I often evaluate the days of my life with the phrase, “It was a good day.”
Yesterday was a good day. What makes a good day? Each day is different, unique, with new challenges and new opportunities. The newness of each day reflects God’s creative genius as we experience the world; newness also describes the reality of our spiritual lives.
Describing yesterday is not difficult: 9-10 hours of driving for a round-trip to the Dallas area, plus about 6 hours of meeting. Add a little rev-up time in the very early morning hours and a little wind-down in the evening. On the surface, it sounds like a pretty ho-hum day, long and tiring.
The purpose of the meeting was to work through the details of a new accord between the Association Amicus clinic in Honduras and VCOM, a private College of Medicine based in Blacksburg, Virginia on and near the campus of Virginia Tech. I attended the meeting as chairman of the board of Amicus, along with the chairman of the clinic operations committee and the Associate Vice-President of International Operations from VCOM. In six hours, we succeeded in working through the details of a new agreement. That might be enough to deserve the “good day” label.
But good days are much more than external, superficial successes or failures.
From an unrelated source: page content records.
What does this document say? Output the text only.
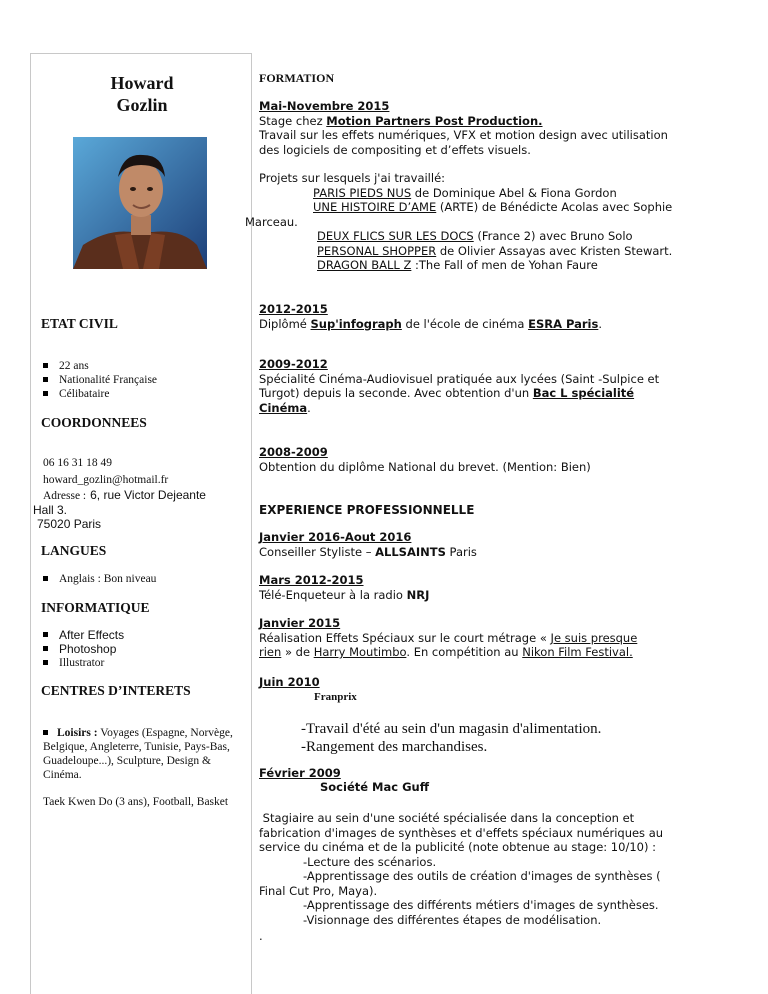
Howard
Gozlin
ETAT CIVIL
22 ans
Nationalité Française
Célibataire
COORDONNEES
06 16 31 18 49
howard_gozlin@hotmail.fr
Adresse : 6, rue Victor Dejeante
Hall 3.
75020 Paris
LANGUES
Anglais : Bon niveau
INFORMATIQUE
After Effects
Photoshop
Illustrator
CENTRES D’INTERETS
Loisirs : Voyages (Espagne, Norvège, Belgique, Angleterre, Tunisie, Pays-Bas, Guadeloupe...), Sculpture, Design & Cinéma.
Taek Kwen Do (3 ans), Football, Basket
FORMATION
Mai-Novembre 2015
Stage chez Motion Partners Post Production.
Travail sur les effets numériques, VFX et motion design avec utilisation
des logiciels de compositing et d’effets visuels.
Projets sur lesquels j'ai travaillé:
PARIS PIEDS NUS de Dominique Abel & Fiona Gordon
UNE HISTOIRE D’AME (ARTE) de Bénédicte Acolas avec Sophie
Marceau.
DEUX FLICS SUR LES DOCS (France 2) avec Bruno Solo
PERSONAL SHOPPER de Olivier Assayas avec Kristen Stewart.
DRAGON BALL Z :The Fall of men de Yohan Faure
2012-2015
Diplômé Sup'infograph de l'école de cinéma ESRA Paris.
2009-2012
Spécialité Cinéma-Audiovisuel pratiquée aux lycées (Saint -Sulpice et
Turgot) depuis la seconde. Avec obtention d'un Bac L spécialité
Cinéma.
2008-2009
Obtention du diplôme National du brevet. (Mention: Bien)
EXPERIENCE PROFESSIONNELLE
Janvier 2016-Aout 2016
Conseiller Styliste – ALLSAINTS Paris
Mars 2012-2015
Télé-Enqueteur à la radio NRJ
Janvier 2015
Réalisation Effets Spéciaux sur le court métrage « Je suis presque
rien » de Harry Moutimbo. En compétition au Nikon Film Festival.
Juin 2010
Franprix
-Travail d'été au sein d'un magasin d'alimentation.
-Rangement des marchandises.
Février 2009
Société Mac Guff
Stagiaire au sein d'une société spécialisée dans la conception et
fabrication d'images de synthèses et d'effets spéciaux numériques au
service du cinéma et de la publicité (note obtenue au stage: 10/10) :
-Lecture des scénarios.
-Apprentissage des outils de création d'images de synthèses (
Final Cut Pro, Maya).
-Apprentissage des différents métiers d'images de synthèses.
-Visionnage des différentes étapes de modélisation.
.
Good days include God’s presence and power in our lives, his protection, his provision, his gracious desire to include us in the work of the kingdom. We are blessed to be included in something that is much bigger than we are. In Christ, God makes us a kingdom of his sons and daughters. While God provides for us here on this earth, this is not the ultimate goal of our existence. As sons and daughters of God, we will one day go to live where royalty lives.
As you live this day, I pray for you the kind of spiritual sensitivity that will let you pillow your head tonight and conclude, “This has been a good day.”